I apologize for the hiatus in updates, but I’ve been on vacation over the past weeks, and returned mid-last week. Anyway, in my past updates, I was looking for ideally one more drop and rally in the S&P500 to SPX2485-2505 (see here). We got that to the T as the index hit an All-time-high (ATH) of SPX2484 on July 27 and then it dropped 1% intra-day only to end six trading sessions later flat and unable to move above the ATH. This clearly shows the importance of the SPX2485-2505 target zone, which are rounded numbers, as it is the Fib-confluence zone of four different wave degrees since the S&P500 struck the SPX1810 low February last year.
The Dow Jones, on the other hand, didn’t stop at $21,800 as I was looking for and forecasted (see here) and instead continued its march higher. This divergence between indices (not to mention the Russell2000, which is only up ~5% YTD; underscoring the current “risk-off rally”).
Thus let’s take a look at both indices to see where we are. Regarding the S&P500 the two 1-minute charts below show; A) Major-3 topped at SPX2484 and the market has started it’s larger multi-week correction down to SPX2370-2300; or B) it needs one more wave ([grey] minute-v) up deeper into the SPX2485-2505 zone, with an ideal target of SPX2488-2502.
Now it can be that we’ll even see one more stab lower first to SPX2455 before the market rallies, but it’s not necessary. Thus we’ll let the market decide. Regardless, and as I’ve been telling my Premium Members for weeks, short term gains can be chased, but should be done so while keeping in mind that the upside potential is small (30-40p) compared to the downside risk (200-240p).
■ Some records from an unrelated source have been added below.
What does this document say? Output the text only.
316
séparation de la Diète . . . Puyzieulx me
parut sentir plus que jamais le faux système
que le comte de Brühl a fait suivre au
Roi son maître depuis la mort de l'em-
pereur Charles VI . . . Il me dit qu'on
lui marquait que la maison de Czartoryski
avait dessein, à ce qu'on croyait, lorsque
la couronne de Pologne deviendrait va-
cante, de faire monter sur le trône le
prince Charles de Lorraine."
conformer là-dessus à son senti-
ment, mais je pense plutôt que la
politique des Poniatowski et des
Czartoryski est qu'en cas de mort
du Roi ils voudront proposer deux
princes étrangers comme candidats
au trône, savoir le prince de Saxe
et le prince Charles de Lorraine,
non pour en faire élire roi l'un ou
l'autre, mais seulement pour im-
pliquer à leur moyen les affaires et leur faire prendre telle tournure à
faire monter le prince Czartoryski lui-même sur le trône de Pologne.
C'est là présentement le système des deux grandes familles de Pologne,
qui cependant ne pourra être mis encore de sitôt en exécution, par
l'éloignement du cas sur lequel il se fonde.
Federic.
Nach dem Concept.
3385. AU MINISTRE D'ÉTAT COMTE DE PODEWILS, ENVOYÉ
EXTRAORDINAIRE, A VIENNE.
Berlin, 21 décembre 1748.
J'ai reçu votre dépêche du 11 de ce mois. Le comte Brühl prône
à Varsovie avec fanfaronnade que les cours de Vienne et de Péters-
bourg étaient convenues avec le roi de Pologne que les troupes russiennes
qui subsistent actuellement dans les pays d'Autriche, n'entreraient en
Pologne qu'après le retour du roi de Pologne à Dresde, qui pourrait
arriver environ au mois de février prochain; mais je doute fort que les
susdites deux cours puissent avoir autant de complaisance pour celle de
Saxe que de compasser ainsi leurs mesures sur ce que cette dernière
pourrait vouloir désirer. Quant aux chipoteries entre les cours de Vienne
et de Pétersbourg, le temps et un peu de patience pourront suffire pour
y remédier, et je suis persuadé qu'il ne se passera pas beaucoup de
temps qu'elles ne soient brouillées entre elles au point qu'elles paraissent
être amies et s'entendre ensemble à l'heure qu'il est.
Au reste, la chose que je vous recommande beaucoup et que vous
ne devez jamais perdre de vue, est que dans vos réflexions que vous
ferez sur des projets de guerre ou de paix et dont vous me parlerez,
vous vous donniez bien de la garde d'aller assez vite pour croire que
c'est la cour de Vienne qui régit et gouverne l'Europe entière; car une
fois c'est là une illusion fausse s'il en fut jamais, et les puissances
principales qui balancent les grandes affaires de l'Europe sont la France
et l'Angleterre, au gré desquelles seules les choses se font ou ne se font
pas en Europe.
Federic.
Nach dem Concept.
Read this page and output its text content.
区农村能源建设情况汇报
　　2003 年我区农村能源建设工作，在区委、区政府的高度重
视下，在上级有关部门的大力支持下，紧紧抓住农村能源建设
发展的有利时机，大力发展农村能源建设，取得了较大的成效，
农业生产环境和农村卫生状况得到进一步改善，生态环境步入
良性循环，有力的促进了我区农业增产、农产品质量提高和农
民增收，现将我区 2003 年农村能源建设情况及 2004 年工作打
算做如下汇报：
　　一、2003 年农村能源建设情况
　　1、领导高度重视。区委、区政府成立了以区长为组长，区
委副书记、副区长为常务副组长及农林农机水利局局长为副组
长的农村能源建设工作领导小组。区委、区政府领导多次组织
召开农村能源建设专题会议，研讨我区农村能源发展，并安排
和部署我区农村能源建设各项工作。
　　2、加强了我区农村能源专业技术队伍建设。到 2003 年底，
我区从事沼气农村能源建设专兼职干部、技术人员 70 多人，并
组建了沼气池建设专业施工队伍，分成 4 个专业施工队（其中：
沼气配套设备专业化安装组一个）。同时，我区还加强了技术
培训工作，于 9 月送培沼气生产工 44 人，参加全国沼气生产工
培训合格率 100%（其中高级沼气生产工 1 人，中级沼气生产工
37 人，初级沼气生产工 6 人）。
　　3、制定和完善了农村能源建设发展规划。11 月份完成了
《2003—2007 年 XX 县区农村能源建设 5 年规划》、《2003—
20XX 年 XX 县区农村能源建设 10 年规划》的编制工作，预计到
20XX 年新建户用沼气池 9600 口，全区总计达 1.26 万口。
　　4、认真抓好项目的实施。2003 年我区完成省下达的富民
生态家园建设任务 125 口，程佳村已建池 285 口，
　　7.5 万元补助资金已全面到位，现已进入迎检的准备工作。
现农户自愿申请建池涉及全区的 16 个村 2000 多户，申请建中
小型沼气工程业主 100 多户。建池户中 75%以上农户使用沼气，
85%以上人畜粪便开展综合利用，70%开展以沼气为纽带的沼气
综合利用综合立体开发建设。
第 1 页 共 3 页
A break below SPX2450 will be needed to place me fully in the “major-4 underway camp” and thus the index is indeed on close watch.
So where does that leave the Dow Jones you may ask? Well, according to my analyses this index needs to wrap up a few more smaller 4th and 5th waves before topping in the similar degree major-3 wave. It clearly surpassed my ideal 2.000x Fib-extension at $21,800 as the final 5th wave is extending, which is impossible to foretell.
All the technical indicators on the DOW are pointing up, with the RSI5 on this chart close to peak momentum, which in the prior 3 occasions (blue vertical lines) coincided with 3rd, and 3rd of 3rd wave tops; in line with my preferred count shown. This tells us to expect higher prices going forward. Money flow is stalling at peak height as well, which also foretells of a 3rd wave peak. Does this mean the S&P500 therefore has to go up as well? No, as clearly the two indices have been misaligned for days. In addition, indices should be treated separately and 1-count does not fit all. But as shown, it’s certainly possible.
Not shown here, but my market breadth-based buy-sell indicator for the S&P500 turned to sell on Friday as breadth has been negative during four out of the past six days. This doesn’t mean the market can’t rally, but low-breadth to negative-breadth rallies are always suspect.